The laser: tool of a thousand possibilities

The laser: tool of a thousand possibilities

16. December 2015 | by Thorsten Naeser

Light is the entry ticket into deeply hidden worlds of knowledge. When classical mechanics reached its limits decades ago, lasers had just begun their journey. Researchers today use laser light as fine tweezers, ultrafast cameras or precise clockwork mechanisms. Since its invention in 1960, the laser has experienced a boom. With it, scientists can explore both the tiniest structures in the microcosm, and huge natural phenomena in the farthest reaches of the universe.

An ultrafast camera

Slowly, the doors to a laser laboratory at the Max Planck Institute of Quantum Optics in Garching open. Above the door, a sign reading "LASER" flashes. The air-conditioned space behind the door is loud. Whirring vacuum pumps provide a steady background noise. In the middle of the room stands a large steel chamber, and mounted on this are numerous measuring instruments. You are standing in front of one of the fastest cameras in the world. It belongs to the laboratory for attosecond physics, in which the physicists led by Professor Ferenc Krausz photograph the movement of electrons. The basis for their work is laser light. A laser sends out pulses a few femtoseconds long that hit noble gas atoms and tear electrons from them. The electrons take on this energy, and are then spun back toward the nucleus of the atom. Upon re-collision, these particles emit energy in the form of a flash of light, several attoseconds long. With these ultrashort attosecond flashes, physicists have been able to observe the movements of electrons in atoms. Electrons themselves move at an attosecond pace. Thus, since attosecond flashes were first achieved in 2001, they have enabled the direct observation of these tiny particles.

Lasers create crystals

A few doors away from the attosecond research lab, Professor Immanuel Bloch

and his team are at work. In their laboratories are large tables where labyrinths of mirrors and prisms are constructed.

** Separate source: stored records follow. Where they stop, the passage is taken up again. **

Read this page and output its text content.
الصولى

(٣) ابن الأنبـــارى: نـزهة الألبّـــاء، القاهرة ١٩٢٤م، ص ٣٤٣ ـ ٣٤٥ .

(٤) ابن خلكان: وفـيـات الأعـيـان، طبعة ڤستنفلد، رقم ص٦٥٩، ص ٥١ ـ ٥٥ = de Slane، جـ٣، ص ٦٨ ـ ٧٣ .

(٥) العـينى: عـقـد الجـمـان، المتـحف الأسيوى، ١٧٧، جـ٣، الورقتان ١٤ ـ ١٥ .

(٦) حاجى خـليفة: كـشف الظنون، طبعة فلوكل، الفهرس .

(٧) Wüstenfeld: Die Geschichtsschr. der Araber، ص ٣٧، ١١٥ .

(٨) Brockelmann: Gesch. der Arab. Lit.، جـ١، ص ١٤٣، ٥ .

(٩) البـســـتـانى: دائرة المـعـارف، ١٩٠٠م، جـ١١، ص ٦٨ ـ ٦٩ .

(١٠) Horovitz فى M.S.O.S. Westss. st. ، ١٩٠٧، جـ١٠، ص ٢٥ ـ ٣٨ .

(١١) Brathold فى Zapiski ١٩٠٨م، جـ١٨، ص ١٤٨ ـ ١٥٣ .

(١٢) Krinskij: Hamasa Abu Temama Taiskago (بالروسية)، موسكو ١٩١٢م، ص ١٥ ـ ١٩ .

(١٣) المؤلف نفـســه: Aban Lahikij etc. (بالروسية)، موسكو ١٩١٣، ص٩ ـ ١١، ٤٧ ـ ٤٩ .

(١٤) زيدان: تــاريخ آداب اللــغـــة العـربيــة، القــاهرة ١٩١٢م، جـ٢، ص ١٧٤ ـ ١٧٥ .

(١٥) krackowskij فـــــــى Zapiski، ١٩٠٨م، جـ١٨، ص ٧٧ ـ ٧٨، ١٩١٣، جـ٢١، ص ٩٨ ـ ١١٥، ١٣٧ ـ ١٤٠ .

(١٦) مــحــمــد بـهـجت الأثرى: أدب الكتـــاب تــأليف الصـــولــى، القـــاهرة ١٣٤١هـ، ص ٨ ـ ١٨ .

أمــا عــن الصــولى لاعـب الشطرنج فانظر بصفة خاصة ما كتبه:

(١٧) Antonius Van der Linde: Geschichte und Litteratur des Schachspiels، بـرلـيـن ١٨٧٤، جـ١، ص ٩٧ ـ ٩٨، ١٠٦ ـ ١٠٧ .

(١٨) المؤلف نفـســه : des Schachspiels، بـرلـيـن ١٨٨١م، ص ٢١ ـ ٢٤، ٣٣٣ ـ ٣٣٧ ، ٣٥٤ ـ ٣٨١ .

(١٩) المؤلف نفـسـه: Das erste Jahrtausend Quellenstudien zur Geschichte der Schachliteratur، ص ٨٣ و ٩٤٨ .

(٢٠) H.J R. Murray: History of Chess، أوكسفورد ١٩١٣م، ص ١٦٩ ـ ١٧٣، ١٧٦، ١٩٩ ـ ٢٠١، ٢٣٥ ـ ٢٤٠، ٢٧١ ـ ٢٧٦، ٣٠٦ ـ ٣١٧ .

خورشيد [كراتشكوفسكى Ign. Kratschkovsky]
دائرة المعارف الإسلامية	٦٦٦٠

It’s hard to imagine that they can find their way in this mess. But these quantum optics physicists have everything under control. The scientists line up individual atoms like pearls on a string on the laser tables – all with the help of light. Through these means, the physicists can cool rubidium atoms, for example, from temperatures of a few billionths of a degree, down to absolute zero (-273.15 degrees celsius). By superimposing several laser beams, the researchers create a grid of light, where the cold rubidium atoms arrange themselves. This creates a so-called optical lattice in which quantum matter can be saved. In the end, the researchers arrange the rubidium atoms with the laser so that artificial crystals result. The crystals serve as models for solid bodies in their most ideal form. The lattice structure and the electronic and quantum state of the atoms can be completely controlled. This allows, for example, the movement of individual magnetic impurities to be directly observed using a quantum gas microscope, and for new information about their dynamics to be obtained. These "error-free" light-atom lattices are the first step towards understanding the basic interaction of many particles in accordance with the laws of quantum mechanics, and developing new materials with tailored properties. Such materials include superconductors that could enable an unresisting electrical current flow – even over very long distances.